Но если, говоря о «русском духе», г. Бельтов ни в какой лжи г. Михайловского не уличает, то зачем же наш «социолог» придрался именно к «цитате», начиная несчастный инцидент с Зибером? Вероятно, затем, чтобы «горячее вышло». В действительности, ничего горячего приёмы подобного рода в себе не заключают, но есть люди, которым они кажутся очень горячими. В одном из очерков Г. И. Успенского чиновница ссорится с дворником. Дворник произносит слово подле. «Как! Я подлая? — кричит чиновница. — Я тебе покажу, у меня сын в Польше служит» и т. д. Подобно чиновнице, г. Михайловский, ухватившись за отдельное слово, поднимает горячий крик: «Я лгу за двух, вы смели усомниться в моей правдивости, да я вас самого сейчас уличу во лжи за многих! Посмотрите, что вы наговорили о Зибере!» Мы смотрим, что сказал о Зибере г. Бельтов, и видим, что сказал он истинную правду. Die Moral von der Geschichte (Мораль истории. — Ред.) — та, что излишняя горячность ни чиновниц, ни г. Михайловского ни к чему доброму привести не может.

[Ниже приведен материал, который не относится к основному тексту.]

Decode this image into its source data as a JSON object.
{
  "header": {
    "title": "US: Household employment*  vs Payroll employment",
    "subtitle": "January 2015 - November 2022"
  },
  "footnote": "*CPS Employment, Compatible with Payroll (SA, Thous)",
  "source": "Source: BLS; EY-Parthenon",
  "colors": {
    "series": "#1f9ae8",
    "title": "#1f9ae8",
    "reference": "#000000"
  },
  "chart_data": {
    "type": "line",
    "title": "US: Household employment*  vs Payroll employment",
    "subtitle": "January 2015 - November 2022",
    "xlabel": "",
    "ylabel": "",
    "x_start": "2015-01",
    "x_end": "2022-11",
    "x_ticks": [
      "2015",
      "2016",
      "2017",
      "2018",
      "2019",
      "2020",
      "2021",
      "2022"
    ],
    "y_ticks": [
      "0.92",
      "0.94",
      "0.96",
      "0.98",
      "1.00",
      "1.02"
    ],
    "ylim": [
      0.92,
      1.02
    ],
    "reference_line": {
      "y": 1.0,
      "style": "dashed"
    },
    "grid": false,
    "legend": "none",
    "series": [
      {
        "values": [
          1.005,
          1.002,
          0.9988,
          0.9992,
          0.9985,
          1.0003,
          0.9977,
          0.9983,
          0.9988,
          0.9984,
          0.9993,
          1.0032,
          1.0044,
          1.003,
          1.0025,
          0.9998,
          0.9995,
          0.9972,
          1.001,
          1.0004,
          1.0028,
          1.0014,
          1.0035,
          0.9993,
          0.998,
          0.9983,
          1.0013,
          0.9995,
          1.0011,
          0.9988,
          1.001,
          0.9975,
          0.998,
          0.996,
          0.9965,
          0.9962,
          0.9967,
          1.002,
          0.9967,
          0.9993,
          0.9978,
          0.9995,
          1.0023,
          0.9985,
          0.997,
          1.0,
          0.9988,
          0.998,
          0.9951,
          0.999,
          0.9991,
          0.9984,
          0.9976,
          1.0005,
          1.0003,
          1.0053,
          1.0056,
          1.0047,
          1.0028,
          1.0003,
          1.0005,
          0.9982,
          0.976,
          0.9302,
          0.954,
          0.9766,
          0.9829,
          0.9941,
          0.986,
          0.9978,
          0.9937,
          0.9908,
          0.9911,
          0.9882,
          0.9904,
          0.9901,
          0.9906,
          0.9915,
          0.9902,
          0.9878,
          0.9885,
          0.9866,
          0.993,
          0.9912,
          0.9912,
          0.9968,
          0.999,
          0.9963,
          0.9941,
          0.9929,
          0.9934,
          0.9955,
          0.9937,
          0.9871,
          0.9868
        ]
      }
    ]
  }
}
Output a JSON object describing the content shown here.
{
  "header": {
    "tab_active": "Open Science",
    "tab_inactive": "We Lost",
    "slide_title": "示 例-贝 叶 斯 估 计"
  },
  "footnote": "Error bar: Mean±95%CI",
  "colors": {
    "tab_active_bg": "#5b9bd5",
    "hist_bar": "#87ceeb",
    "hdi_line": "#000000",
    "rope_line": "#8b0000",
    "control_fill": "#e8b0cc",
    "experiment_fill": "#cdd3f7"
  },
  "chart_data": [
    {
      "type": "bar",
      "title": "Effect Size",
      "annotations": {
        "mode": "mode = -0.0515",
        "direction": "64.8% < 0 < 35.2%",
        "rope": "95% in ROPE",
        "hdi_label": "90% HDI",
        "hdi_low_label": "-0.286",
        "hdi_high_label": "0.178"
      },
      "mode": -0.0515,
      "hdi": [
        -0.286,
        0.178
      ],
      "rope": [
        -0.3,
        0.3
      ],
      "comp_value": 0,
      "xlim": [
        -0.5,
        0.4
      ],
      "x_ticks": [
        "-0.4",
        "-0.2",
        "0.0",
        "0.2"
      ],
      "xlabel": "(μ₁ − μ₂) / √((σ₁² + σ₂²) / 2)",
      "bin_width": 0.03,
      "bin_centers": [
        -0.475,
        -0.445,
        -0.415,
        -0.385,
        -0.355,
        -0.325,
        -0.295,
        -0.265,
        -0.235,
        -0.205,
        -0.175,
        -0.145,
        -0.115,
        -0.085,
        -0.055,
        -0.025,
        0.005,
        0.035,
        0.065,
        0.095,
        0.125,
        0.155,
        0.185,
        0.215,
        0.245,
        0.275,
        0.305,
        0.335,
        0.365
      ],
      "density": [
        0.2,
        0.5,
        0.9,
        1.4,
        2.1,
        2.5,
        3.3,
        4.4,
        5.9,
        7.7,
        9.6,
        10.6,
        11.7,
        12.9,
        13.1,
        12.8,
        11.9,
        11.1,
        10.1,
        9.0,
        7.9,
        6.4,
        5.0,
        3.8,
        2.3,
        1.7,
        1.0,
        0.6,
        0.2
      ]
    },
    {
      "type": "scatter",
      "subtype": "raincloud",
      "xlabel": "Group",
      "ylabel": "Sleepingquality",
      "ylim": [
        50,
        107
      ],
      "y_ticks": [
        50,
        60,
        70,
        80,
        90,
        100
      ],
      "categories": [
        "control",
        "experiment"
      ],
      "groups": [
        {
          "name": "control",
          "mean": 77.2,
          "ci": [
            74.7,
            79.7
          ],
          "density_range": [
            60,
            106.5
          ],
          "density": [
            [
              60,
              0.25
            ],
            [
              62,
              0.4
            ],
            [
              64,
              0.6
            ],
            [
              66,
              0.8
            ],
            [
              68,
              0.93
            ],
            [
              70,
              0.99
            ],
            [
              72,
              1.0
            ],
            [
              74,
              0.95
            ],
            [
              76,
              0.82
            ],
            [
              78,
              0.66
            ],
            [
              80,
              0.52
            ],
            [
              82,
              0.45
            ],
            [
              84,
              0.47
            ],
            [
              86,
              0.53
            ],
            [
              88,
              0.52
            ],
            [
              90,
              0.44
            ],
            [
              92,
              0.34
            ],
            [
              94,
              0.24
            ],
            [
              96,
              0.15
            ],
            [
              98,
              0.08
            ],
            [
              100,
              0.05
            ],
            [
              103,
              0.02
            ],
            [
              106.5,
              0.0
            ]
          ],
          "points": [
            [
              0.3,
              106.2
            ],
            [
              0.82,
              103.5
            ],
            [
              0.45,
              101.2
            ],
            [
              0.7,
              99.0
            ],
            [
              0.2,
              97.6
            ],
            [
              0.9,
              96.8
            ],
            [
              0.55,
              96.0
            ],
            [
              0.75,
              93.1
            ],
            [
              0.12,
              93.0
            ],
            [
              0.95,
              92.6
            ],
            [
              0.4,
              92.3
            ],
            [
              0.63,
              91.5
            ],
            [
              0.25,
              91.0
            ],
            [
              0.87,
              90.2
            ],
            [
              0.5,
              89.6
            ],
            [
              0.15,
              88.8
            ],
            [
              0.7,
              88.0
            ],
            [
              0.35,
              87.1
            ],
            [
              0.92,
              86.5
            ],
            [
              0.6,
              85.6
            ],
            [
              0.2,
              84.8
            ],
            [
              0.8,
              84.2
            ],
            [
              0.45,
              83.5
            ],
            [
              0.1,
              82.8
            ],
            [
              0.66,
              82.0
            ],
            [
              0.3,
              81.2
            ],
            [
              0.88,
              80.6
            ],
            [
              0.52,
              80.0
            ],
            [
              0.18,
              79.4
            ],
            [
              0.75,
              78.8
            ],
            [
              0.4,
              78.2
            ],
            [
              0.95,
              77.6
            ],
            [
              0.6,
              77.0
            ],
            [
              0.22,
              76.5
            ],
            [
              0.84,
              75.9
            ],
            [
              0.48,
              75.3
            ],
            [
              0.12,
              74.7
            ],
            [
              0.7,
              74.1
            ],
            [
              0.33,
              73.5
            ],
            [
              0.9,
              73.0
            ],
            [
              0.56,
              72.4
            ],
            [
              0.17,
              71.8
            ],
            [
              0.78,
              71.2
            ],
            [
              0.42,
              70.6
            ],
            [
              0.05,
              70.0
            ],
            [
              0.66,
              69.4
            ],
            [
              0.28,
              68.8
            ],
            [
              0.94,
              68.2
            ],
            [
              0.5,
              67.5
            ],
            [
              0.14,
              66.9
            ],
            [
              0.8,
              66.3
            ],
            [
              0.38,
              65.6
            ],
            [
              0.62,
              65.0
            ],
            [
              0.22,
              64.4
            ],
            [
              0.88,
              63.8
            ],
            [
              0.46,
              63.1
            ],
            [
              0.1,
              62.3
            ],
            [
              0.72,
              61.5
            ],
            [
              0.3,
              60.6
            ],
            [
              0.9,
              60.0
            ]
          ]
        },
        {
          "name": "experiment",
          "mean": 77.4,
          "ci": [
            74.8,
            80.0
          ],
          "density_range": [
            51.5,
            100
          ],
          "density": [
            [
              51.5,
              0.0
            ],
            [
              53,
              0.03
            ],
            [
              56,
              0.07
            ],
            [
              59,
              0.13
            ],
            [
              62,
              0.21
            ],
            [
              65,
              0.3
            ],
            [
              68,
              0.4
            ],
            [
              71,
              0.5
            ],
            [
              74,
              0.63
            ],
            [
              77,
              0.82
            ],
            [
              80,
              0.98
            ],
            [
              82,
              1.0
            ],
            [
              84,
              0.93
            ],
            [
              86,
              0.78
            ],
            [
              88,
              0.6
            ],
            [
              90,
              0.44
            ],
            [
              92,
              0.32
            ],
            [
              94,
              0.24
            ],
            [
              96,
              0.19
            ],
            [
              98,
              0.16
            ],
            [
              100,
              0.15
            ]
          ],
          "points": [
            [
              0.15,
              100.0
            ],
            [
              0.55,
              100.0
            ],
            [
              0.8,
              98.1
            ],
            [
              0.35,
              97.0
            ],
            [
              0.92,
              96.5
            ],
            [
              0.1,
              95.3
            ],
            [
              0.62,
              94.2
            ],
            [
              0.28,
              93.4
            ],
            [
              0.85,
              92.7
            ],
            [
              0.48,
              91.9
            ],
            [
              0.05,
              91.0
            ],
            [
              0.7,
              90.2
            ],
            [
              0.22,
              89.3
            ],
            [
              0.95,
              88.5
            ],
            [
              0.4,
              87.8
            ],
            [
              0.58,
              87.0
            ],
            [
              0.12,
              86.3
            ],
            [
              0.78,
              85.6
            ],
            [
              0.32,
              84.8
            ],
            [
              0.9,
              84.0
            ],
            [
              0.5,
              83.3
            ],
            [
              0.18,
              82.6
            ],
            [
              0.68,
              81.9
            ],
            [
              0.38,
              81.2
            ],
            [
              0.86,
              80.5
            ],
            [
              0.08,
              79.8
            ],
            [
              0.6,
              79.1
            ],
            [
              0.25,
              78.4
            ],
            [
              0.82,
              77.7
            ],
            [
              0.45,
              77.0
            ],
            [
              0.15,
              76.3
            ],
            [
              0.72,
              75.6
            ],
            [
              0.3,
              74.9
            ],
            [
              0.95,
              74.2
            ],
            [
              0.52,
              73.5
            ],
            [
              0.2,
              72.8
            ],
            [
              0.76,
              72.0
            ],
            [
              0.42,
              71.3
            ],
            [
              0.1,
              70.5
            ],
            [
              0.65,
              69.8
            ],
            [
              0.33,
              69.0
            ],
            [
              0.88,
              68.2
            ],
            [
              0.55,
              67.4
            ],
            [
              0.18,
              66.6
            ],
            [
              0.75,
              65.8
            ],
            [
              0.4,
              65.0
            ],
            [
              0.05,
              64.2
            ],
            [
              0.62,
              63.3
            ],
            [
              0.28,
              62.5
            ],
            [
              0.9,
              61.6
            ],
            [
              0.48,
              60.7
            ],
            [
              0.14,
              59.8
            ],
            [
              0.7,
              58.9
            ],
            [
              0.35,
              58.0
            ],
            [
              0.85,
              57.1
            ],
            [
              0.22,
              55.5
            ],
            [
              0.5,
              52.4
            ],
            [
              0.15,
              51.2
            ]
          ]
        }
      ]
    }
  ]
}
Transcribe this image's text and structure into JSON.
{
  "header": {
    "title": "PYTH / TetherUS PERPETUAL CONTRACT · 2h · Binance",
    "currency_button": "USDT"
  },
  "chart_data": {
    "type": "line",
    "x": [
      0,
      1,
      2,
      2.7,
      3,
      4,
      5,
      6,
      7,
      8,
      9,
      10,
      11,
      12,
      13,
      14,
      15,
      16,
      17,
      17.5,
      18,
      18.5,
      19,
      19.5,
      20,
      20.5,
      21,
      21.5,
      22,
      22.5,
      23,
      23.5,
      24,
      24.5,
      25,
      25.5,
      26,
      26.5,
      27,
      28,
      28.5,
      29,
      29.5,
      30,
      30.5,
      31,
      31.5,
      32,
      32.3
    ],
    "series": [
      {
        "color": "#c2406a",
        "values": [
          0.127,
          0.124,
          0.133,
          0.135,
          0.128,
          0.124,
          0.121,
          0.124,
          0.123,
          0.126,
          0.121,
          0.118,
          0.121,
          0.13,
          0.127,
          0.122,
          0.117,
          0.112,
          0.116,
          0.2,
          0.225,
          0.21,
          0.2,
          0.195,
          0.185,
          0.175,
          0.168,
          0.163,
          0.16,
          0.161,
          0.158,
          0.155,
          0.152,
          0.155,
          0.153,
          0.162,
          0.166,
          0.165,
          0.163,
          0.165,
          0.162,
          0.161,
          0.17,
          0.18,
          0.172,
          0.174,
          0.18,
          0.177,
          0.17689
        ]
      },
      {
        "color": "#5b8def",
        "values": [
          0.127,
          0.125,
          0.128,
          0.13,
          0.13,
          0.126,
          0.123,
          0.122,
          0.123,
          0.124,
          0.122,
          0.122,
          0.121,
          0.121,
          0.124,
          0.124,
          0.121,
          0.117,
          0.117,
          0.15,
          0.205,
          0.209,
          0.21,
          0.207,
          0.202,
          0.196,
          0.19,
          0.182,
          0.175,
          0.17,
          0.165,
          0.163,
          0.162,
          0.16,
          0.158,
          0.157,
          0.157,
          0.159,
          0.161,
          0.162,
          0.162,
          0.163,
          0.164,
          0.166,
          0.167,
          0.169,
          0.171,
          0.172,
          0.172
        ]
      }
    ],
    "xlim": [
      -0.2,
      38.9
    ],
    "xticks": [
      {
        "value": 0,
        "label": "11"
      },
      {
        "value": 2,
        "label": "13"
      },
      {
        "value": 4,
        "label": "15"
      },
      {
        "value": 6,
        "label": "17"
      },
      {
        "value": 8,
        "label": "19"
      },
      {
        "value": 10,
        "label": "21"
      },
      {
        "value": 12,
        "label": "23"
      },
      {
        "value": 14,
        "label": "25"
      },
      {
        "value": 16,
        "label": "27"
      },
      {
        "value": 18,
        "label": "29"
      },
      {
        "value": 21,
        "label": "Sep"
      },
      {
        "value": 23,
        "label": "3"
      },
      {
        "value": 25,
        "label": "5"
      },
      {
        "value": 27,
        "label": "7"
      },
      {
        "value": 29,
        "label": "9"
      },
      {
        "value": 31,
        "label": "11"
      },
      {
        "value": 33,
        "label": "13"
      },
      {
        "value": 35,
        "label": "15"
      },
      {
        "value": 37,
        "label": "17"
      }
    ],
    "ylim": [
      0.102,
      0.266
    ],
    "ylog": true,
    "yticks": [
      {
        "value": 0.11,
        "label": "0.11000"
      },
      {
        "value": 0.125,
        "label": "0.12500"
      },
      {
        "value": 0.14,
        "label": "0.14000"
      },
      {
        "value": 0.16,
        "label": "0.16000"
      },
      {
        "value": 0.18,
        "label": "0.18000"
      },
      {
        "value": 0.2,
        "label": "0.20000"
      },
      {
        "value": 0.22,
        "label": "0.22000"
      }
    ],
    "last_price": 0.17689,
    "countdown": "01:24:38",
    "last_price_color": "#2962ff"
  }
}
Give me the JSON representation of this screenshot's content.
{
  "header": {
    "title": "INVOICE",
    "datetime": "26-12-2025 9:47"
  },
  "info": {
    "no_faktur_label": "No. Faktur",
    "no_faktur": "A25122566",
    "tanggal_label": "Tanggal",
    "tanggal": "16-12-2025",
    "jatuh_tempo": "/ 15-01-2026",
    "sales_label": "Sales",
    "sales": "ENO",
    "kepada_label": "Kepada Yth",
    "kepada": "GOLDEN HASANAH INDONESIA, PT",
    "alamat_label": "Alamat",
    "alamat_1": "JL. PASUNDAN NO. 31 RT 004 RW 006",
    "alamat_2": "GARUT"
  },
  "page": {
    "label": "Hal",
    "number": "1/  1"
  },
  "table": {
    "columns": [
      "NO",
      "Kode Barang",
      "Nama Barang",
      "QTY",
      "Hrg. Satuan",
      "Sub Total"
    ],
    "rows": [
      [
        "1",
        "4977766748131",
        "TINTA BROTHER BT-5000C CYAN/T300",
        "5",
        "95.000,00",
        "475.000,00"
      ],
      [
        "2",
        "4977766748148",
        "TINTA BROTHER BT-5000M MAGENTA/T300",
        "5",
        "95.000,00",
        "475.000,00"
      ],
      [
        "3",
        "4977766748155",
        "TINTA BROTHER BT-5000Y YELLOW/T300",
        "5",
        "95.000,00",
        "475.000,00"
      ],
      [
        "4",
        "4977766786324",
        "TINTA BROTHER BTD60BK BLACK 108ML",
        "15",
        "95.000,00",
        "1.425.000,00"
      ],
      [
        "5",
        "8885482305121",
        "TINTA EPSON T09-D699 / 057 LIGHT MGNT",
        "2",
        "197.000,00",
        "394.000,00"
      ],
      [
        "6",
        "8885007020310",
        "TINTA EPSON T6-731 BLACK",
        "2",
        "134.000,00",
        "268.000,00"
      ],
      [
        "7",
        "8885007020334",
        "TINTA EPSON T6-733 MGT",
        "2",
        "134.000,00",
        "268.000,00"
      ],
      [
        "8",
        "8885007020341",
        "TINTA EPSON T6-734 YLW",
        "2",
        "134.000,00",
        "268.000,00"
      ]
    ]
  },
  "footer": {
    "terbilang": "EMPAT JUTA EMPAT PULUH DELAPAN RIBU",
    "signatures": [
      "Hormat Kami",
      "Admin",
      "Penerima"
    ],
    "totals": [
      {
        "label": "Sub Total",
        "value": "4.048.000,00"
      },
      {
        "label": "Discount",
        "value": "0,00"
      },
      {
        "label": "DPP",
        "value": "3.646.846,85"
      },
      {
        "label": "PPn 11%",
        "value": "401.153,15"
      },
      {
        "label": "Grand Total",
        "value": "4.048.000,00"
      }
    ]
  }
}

«Г. Бельтов предпринял показать, что окончательное торжество материалистического монизма установлено так называемой теорией экономического материализма в истории, каковая теория находится, дескать, в теснейшей связи с «общефилософским материализмом». С этою целью г. Бельтов делает экскурсию в историю философии. О степени беспорядочности и неполноты этой экскурсии можно судить уже по названиям глав, ей посвящённых; «Французский материализм XVIII века», «Французские историки времён реставрации», «Утописты», «Идеалистическая немецкая философия», «Современный материализм»» (стр. 146). Г. Михайловский опять горячится без всякой надобности, и опять его горячность ни к чему доброму не приводит. Если бы г. Бельтов писал хотя бы краткий очерк истории философии, то, действительно, беспорядочна и непонятна была бы та экскурсия, в которой он от французского материализма XVIII века переходит к французским историкам времён реставрации; от этих историков к утопистам, от утопистов к немецким идеалистам и т. д. Но в том-то и дело, что г. Бельтов никакой истории философии не писал. На первой же странице своей книги он заявил, что намерен сделать краткий очерк того учения, которое неправильно называется экономическим материализмом. Он нашёл некоторые слабые зародыши этого учения у французских материалистов и показал, что эти зародыши в значительной степени развились у французских историков-специалистов времён реставрации; затем он обратился к людям, которые, не быв историками по своей специальности, всё-таки должны были много думать о важнейших вопросах исторического развития человечества, т. е. к утопистам и немецким философам. Он далеко не перечислил всех материалистов XVIII века, всех историков времён реставрации, всех утопистов и всех идеалистов-диалектиков этой эпохи. Но он указал на самых главных из них, на тех, которые более других сделали по интересующему его предмету. Он показал, что все эти люди, так богато одарённые и так много знавшие, путались в противоречиях, из которых единственным логическим выводом являлась историческая теория Маркса. Словом, il prenait son bien où il le trouvait (он брал своё добро, где он его находил.— Ред.). Что можно возразить против такого приёма? И почему он не нравится г. Михайловскому?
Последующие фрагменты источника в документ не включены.